Here is the existing code that still works:

    val vector = row.values(1).asInstanceOf[util.ArrayList[Double]].toArray.map(_.asInstanceOf[Record].get(0).asInstanceOf[Double])

I had a look at the commits but couldn't derive how to get arrays supported. Any idea?

sksamuel commented 7 years ago

It should be converting them back into a normal array.

val vector = row.values(1).asInstanceOf[Array[Double]]

sksamuel commented 7 years ago

I wrote this to test the files that you reported as slow. There's still optimisation work I need to do, but this shows how arrays are used.
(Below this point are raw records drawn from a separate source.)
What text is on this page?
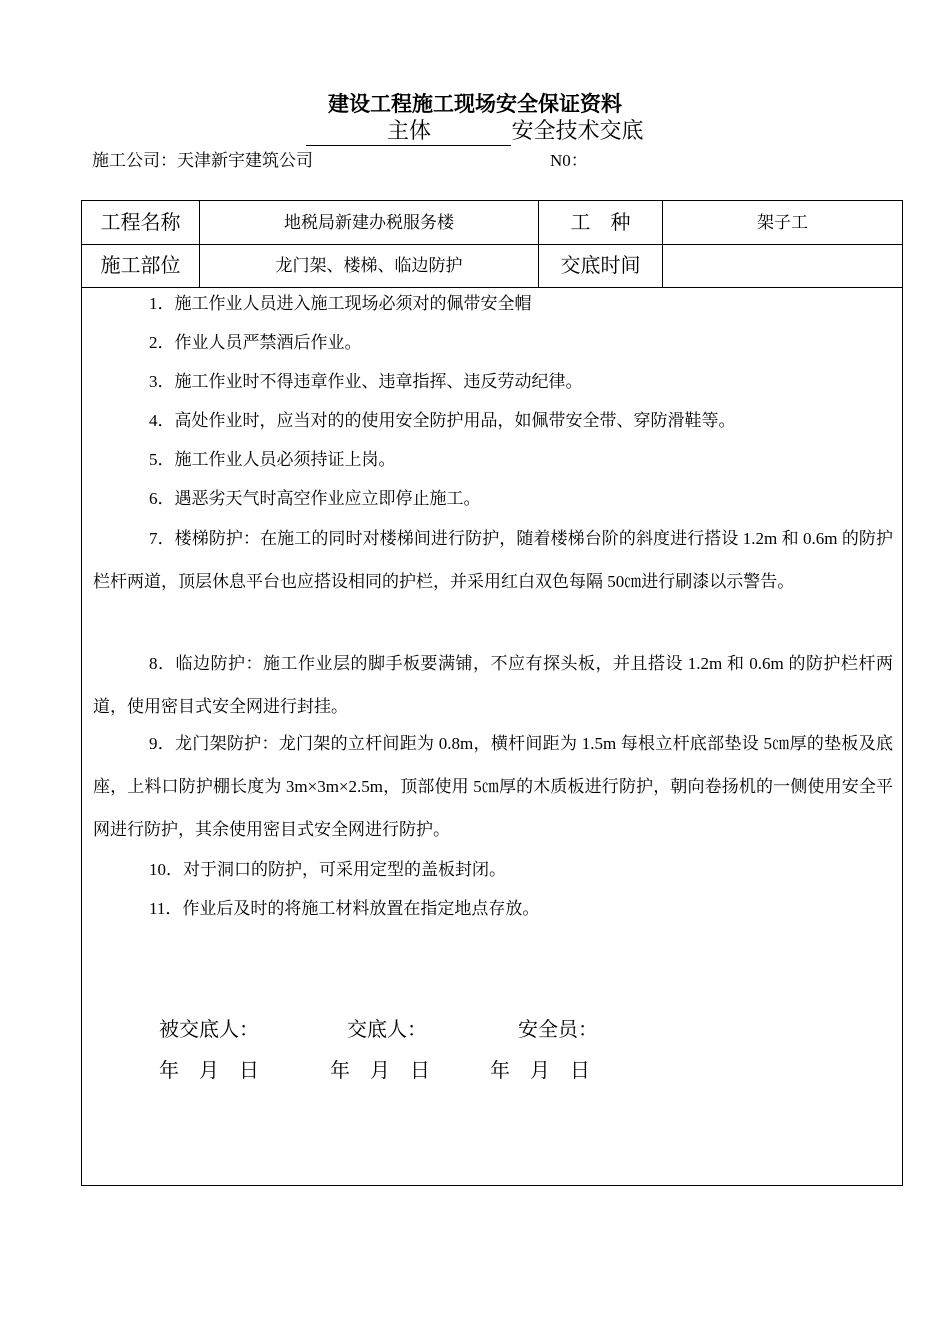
建设工程施工现场安全保证资料
主体	安全技术交底
施工公司：天津新宇建筑公司	N0：
工程名称	地税局新建办税服务楼	工　种	架子工
施工部位	龙门架、楼梯、临边防护	交底时间
1．施工作业人员进入施工现场必须对的佩带安全帽
2．作业人员严禁酒后作业。
3．施工作业时不得违章作业、违章指挥、违反劳动纪律。
4．高处作业时，应当对的的使用安全防护用品，如佩带安全带、穿防滑鞋等。
5．施工作业人员必须持证上岗。
6．遇恶劣天气时高空作业应立即停止施工。
7．楼梯防护：在施工的同时对楼梯间进行防护，随着楼梯台阶的斜度进行搭设 1.2m 和 0.6m 的防护栏杆两道，顶层休息平台也应搭设相同的护栏，并采用红白双色每隔 50㎝进行刷漆以示警告。
8．临边防护：施工作业层的脚手板要满铺，不应有探头板，并且搭设 1.2m 和 0.6m 的防护栏杆两道，使用密目式安全网进行封挂。
9．龙门架防护：龙门架的立杆间距为 0.8m，横杆间距为 1.5m 每根立杆底部垫设 5㎝厚的垫板及底座，上料口防护棚长度为 3m×3m×2.5m，顶部使用 5㎝厚的木质板进行防护，朝向卷扬机的一侧使用安全平网进行防护，其余使用密目式安全网进行防护。
10．对于洞口的防护，可采用定型的盖板封闭。
11．作业后及时的将施工材料放置在指定地点存放。
被交底人：	交底人：	安全员：
年　月　日	年　月　日	年　月　日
https://github.com/sksamuel/eel-sdk/blob/master/eel-components/src/test/scala/io/eels/component/parquet/ParquetReadTest.scala

tolomaus commented 7 years ago

Nice, I was able to pinpoint the issue: it looks like the toVector in your code doesn't actually unbox the double. Could you try with toArray instead? This should trigger the error.

tolomaus commented 7 years ago

Oops sorry I mixed up my wordings, forget my previous comment.

If you add the following line on line 69 of https://github.com/sksamuel/eel-sdk/blob/master/eel-components/src/test/scala/io/eels/component/parquet/ParquetReadTest.scala:

.map(row => row.values(1).asInstanceOf[Array[Double]])

then it should trigger the cast error.